Artificial intelligence software

Adobe Enhanced Speech is an online artificial intelligence software tool by Adobe that aims to significantly improve the quality of recorded speech that may be badly muffled, reverberated, full of artifacts, tinny, etc. and convert it to a studio-grade, professional level, regardless of the initial input's clarity. Users may upload mp3 or wav files up to an hour long and a gigabyte in size to the site to convert them relatively quickly, then being free to listen to the converted version, toggle back-and-forth and alternate between it and the original as it plays, and download it.

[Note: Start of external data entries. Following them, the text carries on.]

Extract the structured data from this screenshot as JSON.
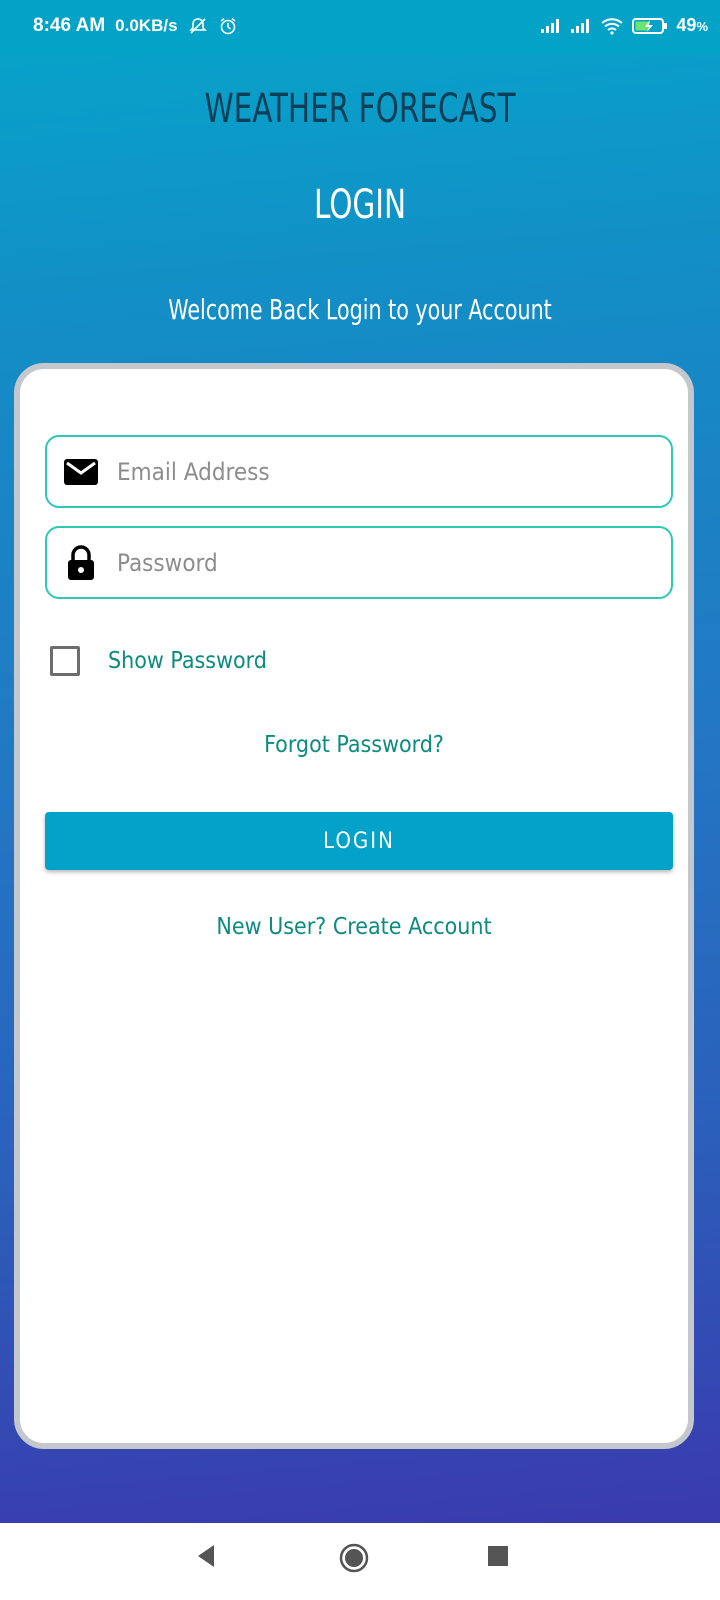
{
  "status_bar": {
    "time": "8:46 AM",
    "network_speed": "0.0KB/s",
    "battery_percent": "49",
    "battery_suffix": "%",
    "icons": [
      "mute-notification-icon",
      "alarm-icon",
      "signal-icon",
      "signal-icon",
      "wifi-icon",
      "battery-charging-icon"
    ]
  },
  "header": {
    "app_title": "WEATHER FORECAST",
    "page_title": "LOGIN",
    "subtitle": "Welcome Back Login to your Account"
  },
  "form": {
    "email_placeholder": "Email Address",
    "email_value": "",
    "password_placeholder": "Password",
    "password_value": "",
    "show_password_label": "Show Password",
    "show_password_checked": false,
    "forgot_password": "Forgot Password?",
    "login_button": "LOGIN",
    "create_account": "New User? Create Account"
  },
  "colors": {
    "accent": "#03a2c8",
    "field_border": "#2ec8b7",
    "link": "#0c8b7f",
    "title_dark": "#0b3e57"
  },
  "nav_bar": {
    "icons": [
      "back-icon",
      "home-icon",
      "recents-icon"
    ]
  }
}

Currently in beta and free to the public, it has been used in the restoration of old movies and the creation of professional-quality podcasts, narrations, etc. by those without sufficient microphones.

Although the model still has some current limitations, such as not being compatible with singing and occasional issues with excessively muffled source audio resulting in a light lisp in the improved version, it is otherwise noted as incredibly effective and efficient in its purpose. Utilizing advanced machine learning algorithms to distinguish between speech and background sounds, it enhances the quality of the speech by filtering out the noise and artifacts, adjusting the pitch and volume levels, and normalizing the audio. This is accomplished by the network having been trained on a large dataset of speech samples from a diverse range of sources and then being fine-tuned to optimize the output.